The search was performed in the Title (TI), Abstract (AB), and Author Keywords (AK) fields using the following keyword queries:

- “grey cluster*”
- “gray cluster*”
Special search operators:

- * (asterisk) was used as a wildcard to capture plural and lexical variations.
To ensure inclusiveness, both British (“grey”) and American (“gray”) spellings were applied. The search was conducted on all records available in the selected indexes up to December 2024.

Eligibility Criteria

Inclusion criteria:

- Language: English
- Document type: Article (including conference papers classified as articles)
- Indexing: Must be listed in WoS Core Collection
- Topic relevance: Must explicitly address grey clustering methods or applications
Exclusion criteria:

- Non-English publications (9 excluded)
- Non-article document types (324 excluded)
- Retracted papers (7 excluded)
- Papers published in 2025 (8 excluded due to incomplete year coverage)
- Irrelevant papers (5 excluded after manual screening)
Final dataset: 318 articles.

Screening Process

- The PRISMA 2020 methodology was followed for systematic selection.
- Articles were filtered using keyword queries, then screened manually for topical relevance.
- Duplicates, non-relevant, and retracted records were excluded.
- The final selection is illustrated in Figure 1 of the manuscript (PRISMA flowchart).

Tools and Software

- Biblioshiny (R package Bibliometrix 5.0) – descriptive and network bibliometric analyses
- VOSviewer 1.6.20 and CiteSpace 6.2.R4 – visualization of co-occurrence and citation networks
- Python 3.11 environment for NLP analyses:
  - Gensim – Latent Dirichlet Allocation (LDA)
  - BERTopic – transformer-based topic modeling (using HDBSCAN clustering)
- Grid search used for LDA alpha/eta tuning; BERTopic parameters (minimum cluster size, sample size) optimized for balance between coherence and interpretability.

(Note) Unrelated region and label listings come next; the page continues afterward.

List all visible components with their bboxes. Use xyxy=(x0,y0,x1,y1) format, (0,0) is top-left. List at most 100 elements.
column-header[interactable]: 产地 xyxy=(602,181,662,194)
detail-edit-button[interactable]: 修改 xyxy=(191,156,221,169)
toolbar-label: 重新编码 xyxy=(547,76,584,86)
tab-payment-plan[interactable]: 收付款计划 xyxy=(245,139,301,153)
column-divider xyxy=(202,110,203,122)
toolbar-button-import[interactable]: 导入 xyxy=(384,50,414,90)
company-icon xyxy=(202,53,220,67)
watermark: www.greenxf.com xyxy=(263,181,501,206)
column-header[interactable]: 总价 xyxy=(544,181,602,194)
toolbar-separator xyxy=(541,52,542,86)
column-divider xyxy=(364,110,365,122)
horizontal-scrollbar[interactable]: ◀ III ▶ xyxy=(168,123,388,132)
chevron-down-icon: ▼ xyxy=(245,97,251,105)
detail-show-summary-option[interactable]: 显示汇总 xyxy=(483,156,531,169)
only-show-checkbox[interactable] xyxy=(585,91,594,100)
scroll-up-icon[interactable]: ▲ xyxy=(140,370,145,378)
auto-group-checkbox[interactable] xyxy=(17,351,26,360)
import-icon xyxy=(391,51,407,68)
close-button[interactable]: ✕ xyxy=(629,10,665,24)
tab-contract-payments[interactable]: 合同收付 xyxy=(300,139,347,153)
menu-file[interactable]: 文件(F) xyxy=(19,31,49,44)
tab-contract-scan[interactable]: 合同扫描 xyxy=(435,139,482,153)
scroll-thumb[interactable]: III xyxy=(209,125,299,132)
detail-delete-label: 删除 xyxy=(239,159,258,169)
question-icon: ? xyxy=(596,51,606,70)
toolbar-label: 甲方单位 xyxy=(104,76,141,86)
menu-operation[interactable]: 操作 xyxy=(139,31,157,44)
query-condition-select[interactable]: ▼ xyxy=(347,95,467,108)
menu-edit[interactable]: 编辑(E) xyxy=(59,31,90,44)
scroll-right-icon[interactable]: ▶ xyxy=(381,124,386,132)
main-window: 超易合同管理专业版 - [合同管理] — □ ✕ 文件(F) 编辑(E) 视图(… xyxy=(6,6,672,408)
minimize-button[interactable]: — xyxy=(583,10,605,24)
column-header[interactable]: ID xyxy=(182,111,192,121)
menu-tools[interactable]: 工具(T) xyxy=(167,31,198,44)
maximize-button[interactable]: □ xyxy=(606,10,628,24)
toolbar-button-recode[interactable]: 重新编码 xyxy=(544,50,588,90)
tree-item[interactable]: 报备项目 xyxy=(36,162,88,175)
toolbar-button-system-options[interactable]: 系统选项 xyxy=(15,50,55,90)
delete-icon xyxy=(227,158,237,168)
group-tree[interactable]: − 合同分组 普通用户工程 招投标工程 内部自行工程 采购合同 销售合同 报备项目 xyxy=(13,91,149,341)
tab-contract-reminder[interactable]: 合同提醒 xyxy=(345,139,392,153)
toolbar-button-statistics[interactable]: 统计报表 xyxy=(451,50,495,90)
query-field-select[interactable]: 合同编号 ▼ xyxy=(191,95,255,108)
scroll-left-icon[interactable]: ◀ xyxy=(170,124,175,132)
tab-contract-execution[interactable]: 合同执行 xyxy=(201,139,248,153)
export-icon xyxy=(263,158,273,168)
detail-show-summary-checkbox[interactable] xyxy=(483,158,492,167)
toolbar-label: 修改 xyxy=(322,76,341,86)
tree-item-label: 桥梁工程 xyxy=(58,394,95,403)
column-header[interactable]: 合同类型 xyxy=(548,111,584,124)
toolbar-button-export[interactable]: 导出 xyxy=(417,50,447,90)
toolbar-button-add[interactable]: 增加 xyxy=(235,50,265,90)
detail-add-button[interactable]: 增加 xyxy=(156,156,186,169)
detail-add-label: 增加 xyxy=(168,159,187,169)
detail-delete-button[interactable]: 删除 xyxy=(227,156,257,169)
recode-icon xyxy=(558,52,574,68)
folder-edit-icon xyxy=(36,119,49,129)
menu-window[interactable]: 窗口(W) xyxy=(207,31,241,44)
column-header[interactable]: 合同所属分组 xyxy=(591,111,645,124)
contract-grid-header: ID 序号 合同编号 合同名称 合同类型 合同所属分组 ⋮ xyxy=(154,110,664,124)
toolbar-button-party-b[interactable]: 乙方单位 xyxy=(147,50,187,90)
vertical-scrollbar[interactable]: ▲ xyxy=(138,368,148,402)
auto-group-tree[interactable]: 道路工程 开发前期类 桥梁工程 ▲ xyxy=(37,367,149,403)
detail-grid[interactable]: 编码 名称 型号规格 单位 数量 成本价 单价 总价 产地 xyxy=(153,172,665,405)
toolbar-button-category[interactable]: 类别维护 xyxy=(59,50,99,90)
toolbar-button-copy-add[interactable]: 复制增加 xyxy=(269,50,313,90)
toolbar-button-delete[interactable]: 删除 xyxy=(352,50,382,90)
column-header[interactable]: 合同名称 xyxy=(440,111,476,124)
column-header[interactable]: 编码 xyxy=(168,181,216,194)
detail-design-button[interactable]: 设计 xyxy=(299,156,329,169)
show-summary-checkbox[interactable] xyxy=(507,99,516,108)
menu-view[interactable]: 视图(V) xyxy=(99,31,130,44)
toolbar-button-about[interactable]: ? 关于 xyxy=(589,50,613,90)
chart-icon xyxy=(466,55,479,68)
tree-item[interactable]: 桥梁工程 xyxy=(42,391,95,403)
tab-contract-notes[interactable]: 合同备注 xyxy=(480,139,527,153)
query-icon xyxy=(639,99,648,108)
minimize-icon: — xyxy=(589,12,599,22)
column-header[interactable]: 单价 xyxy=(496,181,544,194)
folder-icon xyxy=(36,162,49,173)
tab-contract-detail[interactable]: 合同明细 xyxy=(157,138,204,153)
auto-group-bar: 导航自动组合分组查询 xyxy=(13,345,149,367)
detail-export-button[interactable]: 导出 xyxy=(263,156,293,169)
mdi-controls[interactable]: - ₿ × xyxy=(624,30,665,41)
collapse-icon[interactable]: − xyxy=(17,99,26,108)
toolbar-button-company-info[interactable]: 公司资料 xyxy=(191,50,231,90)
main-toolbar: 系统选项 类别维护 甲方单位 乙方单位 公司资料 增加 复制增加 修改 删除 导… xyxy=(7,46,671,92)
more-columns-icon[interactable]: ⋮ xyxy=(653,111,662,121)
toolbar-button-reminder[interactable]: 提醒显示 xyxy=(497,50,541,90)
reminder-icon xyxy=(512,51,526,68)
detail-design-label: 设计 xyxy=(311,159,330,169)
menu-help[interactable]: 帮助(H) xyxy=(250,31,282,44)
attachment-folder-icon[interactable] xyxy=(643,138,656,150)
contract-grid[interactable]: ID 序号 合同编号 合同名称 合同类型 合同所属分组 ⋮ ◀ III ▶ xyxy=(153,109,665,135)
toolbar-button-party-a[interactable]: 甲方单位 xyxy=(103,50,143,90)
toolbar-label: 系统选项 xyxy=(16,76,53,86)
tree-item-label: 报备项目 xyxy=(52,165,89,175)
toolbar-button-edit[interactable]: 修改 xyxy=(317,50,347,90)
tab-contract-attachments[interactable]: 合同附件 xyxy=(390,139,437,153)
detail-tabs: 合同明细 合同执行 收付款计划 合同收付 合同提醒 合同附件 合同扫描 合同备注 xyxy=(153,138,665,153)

Data Preprocessing for NLP

- Text converted to lowercase
- Punctuation and special characters removed
- Token normalization applied (e.g., “GST” → “grey systems theory”)
- Domain-specific stopwords and selection terms removed (e.g., “greycluster”, “graycluster”)
- Term lemmatization performed for semantic consistency

Key Outcomes Measured

- Annual scientific production and growth rate
- Most influential sources, authors, and documents (citation and co-citation metrics)
- Keyword Plus and Authors’ Keywords co-occurrence networks
- Thematic maps (Biblioshiny) and evolution across time periods
- Topic discovery via LDA and BERTopic, with cross-validation
- Identification of research gaps, challenges, and future directions

Retrospective Registration Note

This protocol was registered retrospectively after data extraction began, in accordance with PRISMA 2020 transparency guidelines. No amendments have been made after registration.